“İnsan beyni değirmen taşına benzer. İçine yeni bir şeyler atmazsanız kendi kendini öğütür durur” demiş İbni Haldun.
Nasıl ki her şeyiyle üstünlüğünü kabul ettiğimiz elektronik eşyaların bile bir güncelleme zamanı varsa, en üstün varlık olan bizlerin de formata ve güncellemeye ihtiyacı vardır. Çalışmayan beyin verim elde edemez ne de olsa.
Günümüz toplumunda yaşadığımız sıkıntıların temeli ise kendimizi güncellememekten kaynaklanıyor. Bir iki kitap okuyunca tamam diyoruz. Edindiğimiz birkaç bilgi ile kendimizi profesör seviyesinde görüyoruz. Bilgimizin yetersiz olduğunun farkına varmıyoruz.
Derler ya cehalet eskiden de vardı, ama günümüzde daha da özgüven kazandı diye. Bazı sözleri tartışmaya kapatmak gerek.

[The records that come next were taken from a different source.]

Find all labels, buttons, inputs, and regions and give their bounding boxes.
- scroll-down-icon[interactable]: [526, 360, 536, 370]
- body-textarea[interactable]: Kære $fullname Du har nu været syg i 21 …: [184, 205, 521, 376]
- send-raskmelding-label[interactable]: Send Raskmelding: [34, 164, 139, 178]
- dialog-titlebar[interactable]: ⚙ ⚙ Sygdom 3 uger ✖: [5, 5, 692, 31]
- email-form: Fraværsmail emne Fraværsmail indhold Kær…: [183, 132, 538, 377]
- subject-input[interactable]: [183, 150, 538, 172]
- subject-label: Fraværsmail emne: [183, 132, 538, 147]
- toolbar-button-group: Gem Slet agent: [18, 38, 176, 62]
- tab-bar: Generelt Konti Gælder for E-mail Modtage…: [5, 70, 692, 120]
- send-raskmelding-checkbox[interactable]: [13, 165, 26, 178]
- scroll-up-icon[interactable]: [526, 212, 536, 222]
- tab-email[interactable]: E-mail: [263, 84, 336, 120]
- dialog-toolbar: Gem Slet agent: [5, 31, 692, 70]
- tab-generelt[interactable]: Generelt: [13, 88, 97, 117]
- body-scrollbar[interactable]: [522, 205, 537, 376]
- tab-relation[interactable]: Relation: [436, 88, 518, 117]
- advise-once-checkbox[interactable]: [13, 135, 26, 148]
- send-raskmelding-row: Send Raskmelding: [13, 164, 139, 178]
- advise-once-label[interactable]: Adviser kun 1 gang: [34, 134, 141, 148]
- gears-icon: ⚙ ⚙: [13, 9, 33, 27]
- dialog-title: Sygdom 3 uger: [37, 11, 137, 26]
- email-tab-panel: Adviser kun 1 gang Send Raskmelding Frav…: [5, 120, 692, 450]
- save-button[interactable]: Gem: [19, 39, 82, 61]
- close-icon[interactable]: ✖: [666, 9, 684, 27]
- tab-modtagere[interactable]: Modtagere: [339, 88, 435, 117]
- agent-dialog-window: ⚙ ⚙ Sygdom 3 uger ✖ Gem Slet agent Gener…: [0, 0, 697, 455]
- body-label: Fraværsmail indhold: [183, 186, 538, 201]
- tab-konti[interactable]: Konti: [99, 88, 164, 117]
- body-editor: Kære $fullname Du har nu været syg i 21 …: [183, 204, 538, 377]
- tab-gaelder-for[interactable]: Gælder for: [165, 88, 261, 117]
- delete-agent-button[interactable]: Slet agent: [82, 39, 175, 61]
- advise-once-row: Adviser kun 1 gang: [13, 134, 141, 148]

Toplum olarak yaşadığımız problemlerden biri de bilgi etnosantrizmi. Yani kendi bildiklerimiz doğrultusunda bunları yücelterek karşımızdaki kişileri cahil ve bilgisiz olarak nitelendiriyoruz. Bu üstün görme, yeni şeylere açık olmama ve kendini geliştirememe anlayışı ise bizi pasif bir toplum haline getiriyor.
Beyne atılmayan format, sonuç olarak bir düşünceye saplanıp kalmamıza neden oluyor. Zaten bundan değil midir toplumumuzdaki kutuplaşma? Her ideoloji kendi düşüncelerini dayatıyor insanlara. Kimse sorgulamıyor ne olduğunu. Çünkü soru sorabilecek kadar diri tutamıyoruz zihnimizi.
Şu anki mevcut duruma baktığımızda her şeyden şikayet eden bir hal içerisindeyiz. Her şeyi şikayet eden ama düzenin böyle sürmesinin de kaynağı olan bir insan topluluğu… Kendi içerisinde devinim halinde olan bir durum içerisindeyiz.
Eğer içerisinde bulunduğumuz halden memnun değilsek, öncelikli değişimi kendimizde başlatmamız gerekir. Bu da ancak okuyarak, sorgulayarak yapılabilmektedir. Yapmadığımız takdirde bize dayatılan her doğruyu yanlış, her yanlışı ise doğru kabul etme güdüsü içerisinde oluruz.
Aristoteles’in “insan düşünen bir hayvandır” sözünü İbni Haldun “insan eğitim ile Aristoteles’in tanımından sıyrılabilir” demiştir. Biz insanlar düşünen, anlayan, sorgulayan ve icat eden varlıklarız. Hayatımızın sonuna kadar öğrenmek boynumuzun borcudur ve bu borcumuzu da ödememiz gerekmektedir.